Rasa haru dan linangan air mata saat pengibaran Sang Saka Merah Putih pada HUT ke-81 itu mencerminkan rasa syukur yang mendalam atas nikmat kebebasan, penghormatan tulus terhadap pengorbanan para pahlawan, serta ikatan cinta yang kuat terhadap sesama bangsa Indonesia.”Rasa haru dan linangan air mata itu adalah rasa syukur kami yang mendalam selaku anak bangsa
atas nikmat kebebasan, penghormatan tulus terhadap pengorbanan para pahlawan, serta ikatan cinta yang kuat terhadap sesama bangsa Indonesia”, jelas Alwin Tubagus usai melaksaakan tugas selaku pembina upacara.
Lebih lanjut dijelaskannya bahwa, rasa haru dan linangan air mata dari seluruh masyarakat penambang tradisional Dusun V Panang Kotabunan selaku peserta upacara saat pengibaran Sang Merah Putih pada HUT ke-81 itu juga terjadi di tengah ancaman hilangnya lapangan pekerjaan akibat korporasi tambang emas yang mencerminkan kontradiksi batin yang mendalam antara nasionalisme murni dan ironi realita hidup. Air mata tersebut bukan sekadar simbol seremonial, melainkan sebuah ungkapan emosional yang membawa banyak arti, diantaranya perisai harapan di tengah ketidak pastian. Masyarakat merasa haru karena melihat bendera Merah Putih sebagai simbol perlindungan terakhir mereka. Di tengah ketakutan akan kehilangan mata pencaharian tambang tradisional, melihat bendera berkibar memicu harapan bahwa Negara yang disimbolkan oleh benderah tersebut akan hadir untuk membela hak-hak mereka atas tanah dan pekerjaan. Air mata yang menetes merupakan bentuk protes bisu terhadap ketimpangan yang terjadi. Masyarakat mempertanyakan arti kemerdekaan ekonomi ketika di tanah sendiri mereka justru terancam menjadi penonton dan kehilangan ruang hidup akibat eksploitasi korporasi besar. Ada rasa sakit karena merasa “dijajah” secara ekonomi di era kemerdekaan.

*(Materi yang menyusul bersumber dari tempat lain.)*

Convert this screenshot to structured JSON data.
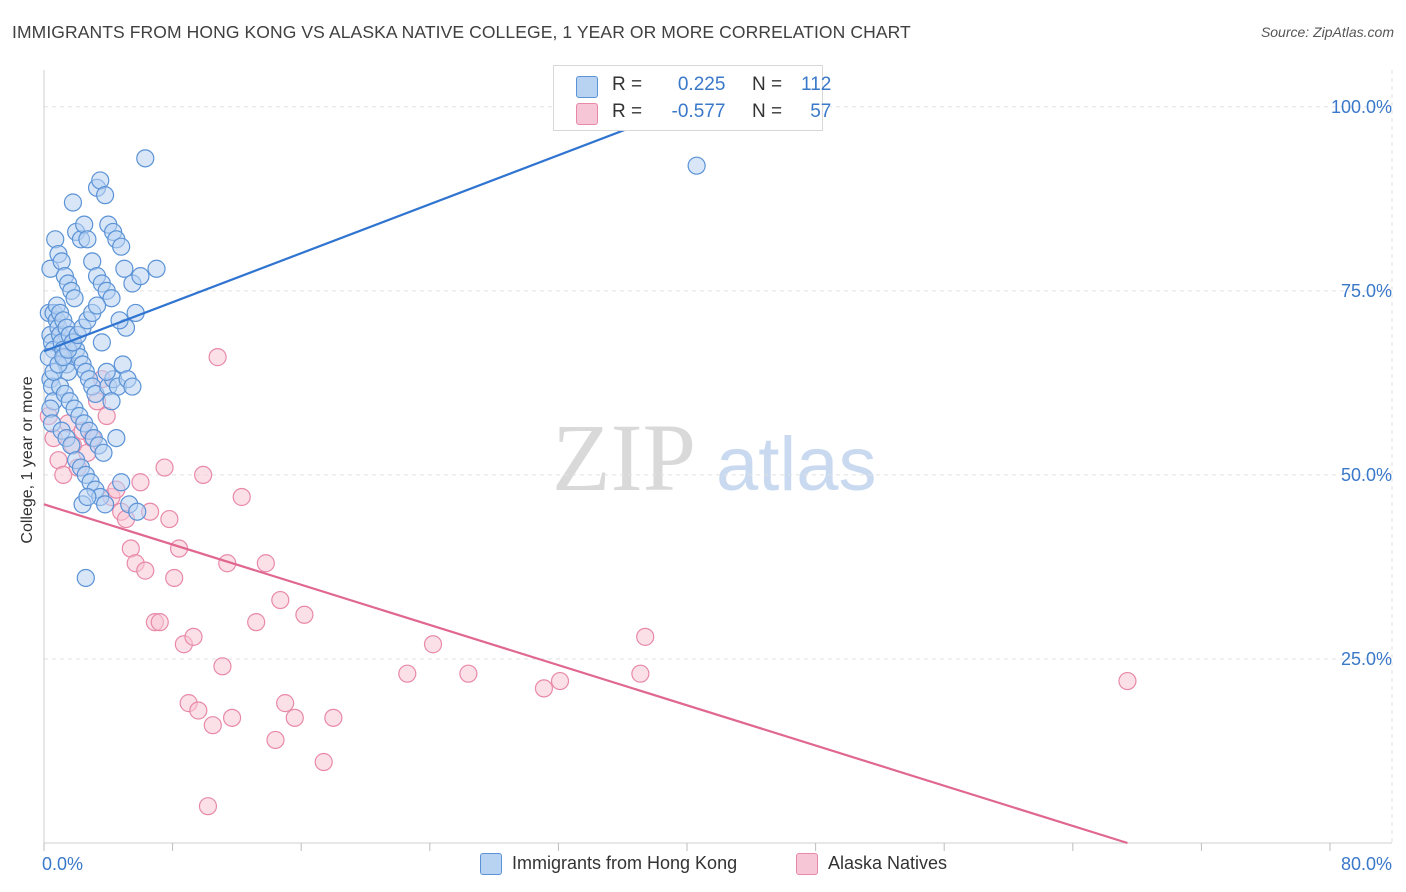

Momen upacara bendera menyatukan masyarakat dalam satu perasaan senasib sepenanggungan. Linangan air mata tersebut menjadi simbol perekat solidaritas antarwarga yang sedang berjuang mempertahankan ruang hidup mereka, memperkuat tekad bersama untuk tidak menyerah pada keadaan.
Meskipun kecewa dengan situasi ekonomi dan kebijakan yang tidak berpihak, masyarakat tetap menghormati bendera negara mereka. Rasa haru ini membuktikan bahwa kecintaan mereka pada bangsa dan tanah air Indonesia sangat murni, terpisah dari rasa frustrasi mereka terhadap masuknya korporasi yang mengancam kesejahteraan mereka.

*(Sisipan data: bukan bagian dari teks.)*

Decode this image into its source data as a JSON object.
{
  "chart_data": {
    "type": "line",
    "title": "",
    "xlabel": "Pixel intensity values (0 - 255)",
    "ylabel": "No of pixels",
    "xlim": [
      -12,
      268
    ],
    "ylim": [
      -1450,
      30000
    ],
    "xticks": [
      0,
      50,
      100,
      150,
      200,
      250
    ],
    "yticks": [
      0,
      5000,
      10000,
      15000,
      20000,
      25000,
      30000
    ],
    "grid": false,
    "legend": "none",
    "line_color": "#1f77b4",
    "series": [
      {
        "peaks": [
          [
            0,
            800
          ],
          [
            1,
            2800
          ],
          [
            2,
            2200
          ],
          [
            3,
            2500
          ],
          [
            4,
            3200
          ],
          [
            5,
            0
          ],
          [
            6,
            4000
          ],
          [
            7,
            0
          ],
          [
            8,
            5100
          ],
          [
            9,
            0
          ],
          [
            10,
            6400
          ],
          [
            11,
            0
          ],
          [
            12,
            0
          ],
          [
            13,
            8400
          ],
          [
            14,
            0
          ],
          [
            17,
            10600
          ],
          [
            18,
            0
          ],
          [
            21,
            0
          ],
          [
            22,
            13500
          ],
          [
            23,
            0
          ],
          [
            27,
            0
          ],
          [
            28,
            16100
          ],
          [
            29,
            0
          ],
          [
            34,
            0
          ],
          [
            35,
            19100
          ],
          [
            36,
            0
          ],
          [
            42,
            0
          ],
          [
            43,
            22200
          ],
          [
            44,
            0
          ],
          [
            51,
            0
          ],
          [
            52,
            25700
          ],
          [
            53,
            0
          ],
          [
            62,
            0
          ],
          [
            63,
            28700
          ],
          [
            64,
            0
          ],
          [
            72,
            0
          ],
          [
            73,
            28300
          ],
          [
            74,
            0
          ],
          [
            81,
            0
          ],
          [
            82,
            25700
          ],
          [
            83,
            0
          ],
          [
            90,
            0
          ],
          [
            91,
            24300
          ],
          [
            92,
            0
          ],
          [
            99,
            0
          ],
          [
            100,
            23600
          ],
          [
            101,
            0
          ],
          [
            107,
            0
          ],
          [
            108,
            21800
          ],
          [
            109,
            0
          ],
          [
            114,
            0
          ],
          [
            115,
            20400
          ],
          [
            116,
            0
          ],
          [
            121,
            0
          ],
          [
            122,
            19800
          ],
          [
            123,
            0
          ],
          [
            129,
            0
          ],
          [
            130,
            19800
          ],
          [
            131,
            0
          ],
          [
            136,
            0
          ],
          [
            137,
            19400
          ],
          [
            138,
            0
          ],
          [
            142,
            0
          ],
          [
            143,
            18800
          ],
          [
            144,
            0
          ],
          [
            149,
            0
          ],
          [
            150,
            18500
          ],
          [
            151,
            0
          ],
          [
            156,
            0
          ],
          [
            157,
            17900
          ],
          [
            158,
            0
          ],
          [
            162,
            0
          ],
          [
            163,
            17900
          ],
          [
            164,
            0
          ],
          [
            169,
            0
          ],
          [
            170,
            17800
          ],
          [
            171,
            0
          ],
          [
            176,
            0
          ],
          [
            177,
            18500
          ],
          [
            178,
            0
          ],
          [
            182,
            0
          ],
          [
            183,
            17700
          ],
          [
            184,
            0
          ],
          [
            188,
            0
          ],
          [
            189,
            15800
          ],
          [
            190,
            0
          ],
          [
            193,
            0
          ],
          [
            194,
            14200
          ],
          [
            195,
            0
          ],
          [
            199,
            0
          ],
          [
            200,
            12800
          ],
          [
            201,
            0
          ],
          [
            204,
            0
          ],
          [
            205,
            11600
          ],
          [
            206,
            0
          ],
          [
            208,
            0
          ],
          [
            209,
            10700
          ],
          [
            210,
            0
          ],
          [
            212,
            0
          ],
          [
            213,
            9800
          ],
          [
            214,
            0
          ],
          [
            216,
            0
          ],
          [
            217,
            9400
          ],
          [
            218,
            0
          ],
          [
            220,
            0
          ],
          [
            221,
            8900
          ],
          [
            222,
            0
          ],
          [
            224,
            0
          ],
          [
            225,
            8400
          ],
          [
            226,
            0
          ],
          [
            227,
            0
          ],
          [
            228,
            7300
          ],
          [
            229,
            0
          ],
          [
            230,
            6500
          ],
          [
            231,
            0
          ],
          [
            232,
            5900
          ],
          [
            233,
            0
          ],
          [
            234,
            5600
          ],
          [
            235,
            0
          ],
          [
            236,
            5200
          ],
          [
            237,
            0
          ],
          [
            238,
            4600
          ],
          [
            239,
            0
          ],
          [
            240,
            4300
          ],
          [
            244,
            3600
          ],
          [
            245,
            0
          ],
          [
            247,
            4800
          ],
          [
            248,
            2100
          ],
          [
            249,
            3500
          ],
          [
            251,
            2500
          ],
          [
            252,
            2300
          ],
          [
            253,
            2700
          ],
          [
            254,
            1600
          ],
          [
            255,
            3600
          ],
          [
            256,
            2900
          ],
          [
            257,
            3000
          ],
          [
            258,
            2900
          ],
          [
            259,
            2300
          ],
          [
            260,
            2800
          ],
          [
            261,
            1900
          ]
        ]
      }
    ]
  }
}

Air mata tersebut mengalir sebagai pengingat luhur atas tema besar kemerdekaan tahun ini, yaitu “Indonesia Berdaulat, Adil, dan Makmur”. Bagi masyarakat kecil, tangisan itu adalah doa dan tuntutan nyata agar aspek “Adil” dan “Makmur”
benar-benar dirasakan oleh rakyat lokal khususnya rakyat penamang tradisional Dusun V Panang Desa Kotabunan, bukan hanya dinikmati oleh pemilik modal pertambangan.(Pusran Beeg)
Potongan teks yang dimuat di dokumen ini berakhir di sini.